Set in present times, with the oldest daughter already a groomed Russian spy, NBC’s new Allegiance isn’t entirely a knockoff of FX’s The Americans.

Even so, you can’t mention one show without including the other. Allegiance, airing after The Blacklist as part of NBC’s big new Thursday night plans, likewise is set in the U.S., fueled by familial intrigue and full of narrow cloak-and-dagger escapes in the first three episodes made available for review. It moves along briskly, sometimes feverishly. And it’s fairly easy to get immersed in the intrigue while at the same time finding it hard to play along with all the dubious twists, turns and deductions.

Katya and Mark O’Connor (Hope Davis, Scott Cohen) are the long-deactivated spies. She recruited him as a KGB spy before they fell in love, married and remained assets to be called upon when needed. Time passed, births ensued. Lush oldest daughter Natalia (Margarita Levieva) was brought into the spy fold. But only son Alex (Gavin Stenhouse) and youngest daughter Sarah (Alex Peters) haven’t a clue.

Alex has gone on to become a whiz kid CIA analyst with a photographic memory and Sherlock Holmes-ish abilities to un-puzzle things. His parents, who thought they were scot free of Moscow after years of everyday American life, instead are suddenly pulled back in again.

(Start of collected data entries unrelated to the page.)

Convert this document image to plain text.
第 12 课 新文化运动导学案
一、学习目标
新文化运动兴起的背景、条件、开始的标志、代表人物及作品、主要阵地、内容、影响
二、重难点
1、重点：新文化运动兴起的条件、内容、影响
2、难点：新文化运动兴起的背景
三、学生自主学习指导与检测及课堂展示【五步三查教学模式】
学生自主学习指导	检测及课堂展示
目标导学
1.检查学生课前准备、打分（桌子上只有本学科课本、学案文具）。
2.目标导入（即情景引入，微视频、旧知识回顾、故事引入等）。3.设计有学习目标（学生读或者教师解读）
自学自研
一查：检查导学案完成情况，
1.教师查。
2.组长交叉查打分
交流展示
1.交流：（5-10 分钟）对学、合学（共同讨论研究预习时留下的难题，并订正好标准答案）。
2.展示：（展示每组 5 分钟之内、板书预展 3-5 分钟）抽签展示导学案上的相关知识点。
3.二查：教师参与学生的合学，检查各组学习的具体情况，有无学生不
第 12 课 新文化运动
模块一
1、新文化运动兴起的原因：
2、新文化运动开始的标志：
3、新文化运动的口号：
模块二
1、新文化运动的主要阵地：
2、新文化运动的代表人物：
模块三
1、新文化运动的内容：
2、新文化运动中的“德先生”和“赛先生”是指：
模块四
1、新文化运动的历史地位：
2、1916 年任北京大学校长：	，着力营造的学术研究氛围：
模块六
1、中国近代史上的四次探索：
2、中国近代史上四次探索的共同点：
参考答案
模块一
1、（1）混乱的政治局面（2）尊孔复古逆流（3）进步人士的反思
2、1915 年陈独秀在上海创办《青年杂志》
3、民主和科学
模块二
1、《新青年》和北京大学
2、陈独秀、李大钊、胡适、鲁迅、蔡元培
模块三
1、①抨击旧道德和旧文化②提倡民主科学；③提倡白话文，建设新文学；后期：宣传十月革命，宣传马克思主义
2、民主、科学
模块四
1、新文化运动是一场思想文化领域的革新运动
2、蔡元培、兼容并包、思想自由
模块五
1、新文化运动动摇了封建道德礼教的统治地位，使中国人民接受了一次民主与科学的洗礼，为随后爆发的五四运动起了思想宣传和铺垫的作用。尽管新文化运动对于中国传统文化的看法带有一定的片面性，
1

A secret SVR operation (KGB is now so Cold War-ish) dubbed Black Dagger is designed to “bring America to its knees.” But there are complications. A traitor who has stolen thousands of secret files is fed into a blast furnace as punishment. But now those incriminating files must be found. This is where Katya and Mark come in. They’re tasked with turning the idealistic Alex into a spy but instead convince SVR kingpins that it would be more valuable to spy on him and the CIA.

“The stakes for all of us really couldn’t be higher. Trust me,” says seemingly sinister Russian go-between Victor Dobrynin (Morgan Spector), who’s still having an affair with oldest daughter Natalia. “Why can’t I stay away from you?” she wonders.

At the end of Thursday’s premiere episode, Alex appears to have figured out who his parents really are. But mom has another trick up her sleeve, leaving her son devastated in a different way.

At the workplace, Alex also has a gruff but increasingly supportive CIA boss named Sam Luttrell (Kenneth Choi). He also eventually gets to partner with Michelle Prado (Floriana Lima), who puts business before pleasure -- for now.

In a ridiculous scene near the end of Episode 3, Michelle, Alex and the rest of their team strip down in the middle of an operation in order to get into their action uniforms. This enables Alex to get a look at Michelle in her black bra and panties. She seems to enjoy his interest before everyone springs back into mission: impossible mode.

The best performance so far is by Hope Davis as Katya. She’s no-nonsense but still motherly, vowing not to let the Russian spy force “have another one of our children.”

Unlike The Americans, no one wears disguises so far in Allegiance, which places a premium on episode-ending cliffhangers. The soundtrack becomes especially frenzied in Episode 3 during a two-way race for the secret files. Even though someone now has their hands on them, they’re still up for grabs by the end of the hour.

Allegiance may have enough pulling power to keep viewers hanging on after The Blacklist dangles more plot threads. Its lead characters for the most part are appealing and accessible, even if their machinations aren’t always well-oiled. The producers -- and there are eight of them -- will be challenged to keep everything on track and at least halfway plausible. The first three hours have ample verve and drive -- which helps to offset some of those cumbersome plot/counterplot pitfalls.